Sushi Dojo's Chef David Bouhadana Does Sushi With a Convert's Zeal
"I always say, I didn't find sushi, it found me," says chef David Bouhadana, who commands the counter at newly opened East Village sushi spot Sushi Dojo (110 First Avenue). He's a Jewish guy who was raised in Florida, he explains, but at 18, he fell into his first sushi job after one of the sushi chefs quit at a restaurant where he'd just been hired to wait tables.
After getting everything wrong that first day--he cut lettuce when the chef asked for cabbage, and fried items intended for tempura without first battering them--the owner gave him $20 and told him not to come back. Instead, Bouhadana went home and studied the menu, returning two days later to prove himself. "He told me I could start, and I've never stopped making sushi since," the chef says.
Propelled by a convert's zeal for the cuisine, he eventually made his way to Los Angeles, where a sushi master took him under his wing and sent him over to Japan. "I was 21, and it blew my mind," Bouhadana remembers. "At first I was like, 'That's not sushi,' when I saw what places in Japan were making. But that was the point. In Japan, it's very different than what we get here." He dug in, moving back and forth between L.A., New York City, and Japan, training with such renowned masters as Morimoto and eventually spending enough time in the Asian country to learn the language. He also served a brief stint at Sushi UO in the Lower East Side, though he departed after just a few months.

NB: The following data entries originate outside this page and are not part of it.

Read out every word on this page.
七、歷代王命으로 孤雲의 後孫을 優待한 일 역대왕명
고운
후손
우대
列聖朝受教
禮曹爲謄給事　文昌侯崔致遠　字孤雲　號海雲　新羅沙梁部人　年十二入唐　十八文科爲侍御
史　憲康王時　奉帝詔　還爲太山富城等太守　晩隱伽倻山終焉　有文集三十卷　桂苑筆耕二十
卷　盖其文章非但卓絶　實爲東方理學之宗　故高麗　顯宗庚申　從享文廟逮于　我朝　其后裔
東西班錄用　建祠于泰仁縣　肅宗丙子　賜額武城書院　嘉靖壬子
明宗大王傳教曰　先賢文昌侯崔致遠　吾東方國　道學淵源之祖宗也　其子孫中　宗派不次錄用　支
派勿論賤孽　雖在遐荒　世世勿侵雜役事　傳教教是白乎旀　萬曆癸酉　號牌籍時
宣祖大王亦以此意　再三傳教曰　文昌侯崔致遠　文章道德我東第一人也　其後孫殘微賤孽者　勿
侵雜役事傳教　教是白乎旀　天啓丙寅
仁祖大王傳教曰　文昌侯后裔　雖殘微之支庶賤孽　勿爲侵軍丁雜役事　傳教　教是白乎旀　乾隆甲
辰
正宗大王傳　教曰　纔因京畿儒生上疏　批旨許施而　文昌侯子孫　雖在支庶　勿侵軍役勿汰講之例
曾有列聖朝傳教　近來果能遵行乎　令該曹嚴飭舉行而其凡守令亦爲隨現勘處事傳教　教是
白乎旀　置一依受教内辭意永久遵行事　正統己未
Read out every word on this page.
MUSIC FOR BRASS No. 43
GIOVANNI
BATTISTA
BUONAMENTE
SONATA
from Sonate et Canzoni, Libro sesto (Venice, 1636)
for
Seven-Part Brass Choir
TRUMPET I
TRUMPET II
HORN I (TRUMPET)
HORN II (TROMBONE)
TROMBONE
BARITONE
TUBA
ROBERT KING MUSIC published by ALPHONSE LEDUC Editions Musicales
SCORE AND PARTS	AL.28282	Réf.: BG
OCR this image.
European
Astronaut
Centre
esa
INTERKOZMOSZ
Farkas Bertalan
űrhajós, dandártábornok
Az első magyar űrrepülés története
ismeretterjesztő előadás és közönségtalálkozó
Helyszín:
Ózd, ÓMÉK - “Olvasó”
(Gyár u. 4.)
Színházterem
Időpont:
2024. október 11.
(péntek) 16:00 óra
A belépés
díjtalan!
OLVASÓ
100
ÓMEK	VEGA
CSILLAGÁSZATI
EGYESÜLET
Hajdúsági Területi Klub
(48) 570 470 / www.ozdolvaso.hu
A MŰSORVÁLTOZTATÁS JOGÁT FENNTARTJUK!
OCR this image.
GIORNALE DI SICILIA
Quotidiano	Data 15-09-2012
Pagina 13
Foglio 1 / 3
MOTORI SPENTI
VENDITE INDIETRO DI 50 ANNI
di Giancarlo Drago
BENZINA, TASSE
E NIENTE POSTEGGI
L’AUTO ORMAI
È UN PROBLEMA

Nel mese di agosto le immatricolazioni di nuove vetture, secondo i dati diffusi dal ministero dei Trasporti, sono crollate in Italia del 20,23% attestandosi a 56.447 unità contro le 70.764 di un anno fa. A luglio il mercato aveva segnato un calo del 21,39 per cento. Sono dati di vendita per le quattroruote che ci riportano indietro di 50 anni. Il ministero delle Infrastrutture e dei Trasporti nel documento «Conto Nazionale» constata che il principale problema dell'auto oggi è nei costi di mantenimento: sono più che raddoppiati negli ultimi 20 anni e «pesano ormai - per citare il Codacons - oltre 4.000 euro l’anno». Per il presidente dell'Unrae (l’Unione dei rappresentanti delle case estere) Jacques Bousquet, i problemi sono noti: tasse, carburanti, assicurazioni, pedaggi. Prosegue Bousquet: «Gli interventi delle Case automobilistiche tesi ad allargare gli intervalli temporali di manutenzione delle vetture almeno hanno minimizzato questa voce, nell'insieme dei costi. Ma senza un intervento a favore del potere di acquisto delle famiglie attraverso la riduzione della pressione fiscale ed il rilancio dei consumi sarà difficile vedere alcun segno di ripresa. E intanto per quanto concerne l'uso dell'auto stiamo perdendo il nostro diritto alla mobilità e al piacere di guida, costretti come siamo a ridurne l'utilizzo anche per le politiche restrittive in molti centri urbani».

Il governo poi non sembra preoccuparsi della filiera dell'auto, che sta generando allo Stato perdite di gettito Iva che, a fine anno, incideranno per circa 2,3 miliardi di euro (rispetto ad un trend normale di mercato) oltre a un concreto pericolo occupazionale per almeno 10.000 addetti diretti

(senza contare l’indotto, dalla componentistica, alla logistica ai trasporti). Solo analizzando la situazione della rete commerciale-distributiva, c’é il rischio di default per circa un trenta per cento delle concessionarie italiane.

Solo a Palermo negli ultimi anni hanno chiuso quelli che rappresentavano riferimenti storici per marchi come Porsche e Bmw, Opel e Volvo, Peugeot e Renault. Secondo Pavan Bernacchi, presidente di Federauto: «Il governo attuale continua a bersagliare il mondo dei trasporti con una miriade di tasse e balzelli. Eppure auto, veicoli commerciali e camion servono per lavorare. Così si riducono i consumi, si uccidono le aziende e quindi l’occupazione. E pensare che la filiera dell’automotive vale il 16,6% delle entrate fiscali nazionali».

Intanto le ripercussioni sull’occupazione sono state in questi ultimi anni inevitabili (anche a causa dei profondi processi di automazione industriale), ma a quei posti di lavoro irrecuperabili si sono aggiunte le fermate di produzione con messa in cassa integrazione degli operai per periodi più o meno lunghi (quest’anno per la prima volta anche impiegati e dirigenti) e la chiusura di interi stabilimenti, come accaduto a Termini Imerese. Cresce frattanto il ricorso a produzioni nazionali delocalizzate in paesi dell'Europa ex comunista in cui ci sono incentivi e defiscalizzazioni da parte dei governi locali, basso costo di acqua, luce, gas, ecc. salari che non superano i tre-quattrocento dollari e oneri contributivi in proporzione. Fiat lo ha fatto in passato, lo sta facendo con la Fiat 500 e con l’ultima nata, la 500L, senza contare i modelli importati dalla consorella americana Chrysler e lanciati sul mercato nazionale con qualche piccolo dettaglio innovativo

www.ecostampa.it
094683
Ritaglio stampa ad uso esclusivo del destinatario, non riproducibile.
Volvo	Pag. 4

Now back in the city, he's working the small, L-shaped room at Sushi Dojo, where he's turning out a menu of Japanese fare and sushi from a list not written down because it changes daily. Sit at the counter and your meal will come with an education, as Bouhadana talks you through why he serves sushi in a particular order (white fish, colored fish, silver fish, then shellfish), which part of the tuna each cut comes from, and a comparison of the different types of uni he has on hand. Sashimi comes with a server-allotted pour of soy sauce and some freshly grated wasabi root; sushi is served one piece at a time with no accoutrements. Omakase seems like the ideal way to eat here, not least because you'll be treated to a spiel with every dish.
A few photos:
Gently cooked octopus
Eggplant, a burdock root salad, and cold tofu are three of the chef's appetizers.
A sashimi course is served on a leaf; the selection rotates as fish comes in and out of season, Bouhadana says.
Bouhadana says salmon is unusual in Japan, and he doesn't like to serve the Scottish variety ubiquitous on sushi menus here. This is Tazmanian sea trout, a cleaner, less fatty fish.
A tuna education that compared three different cuts of the same fish
Bouhadana served us uni from Santa Barbara, California, and uni from Japan so we could compare them; this one comes from Japan.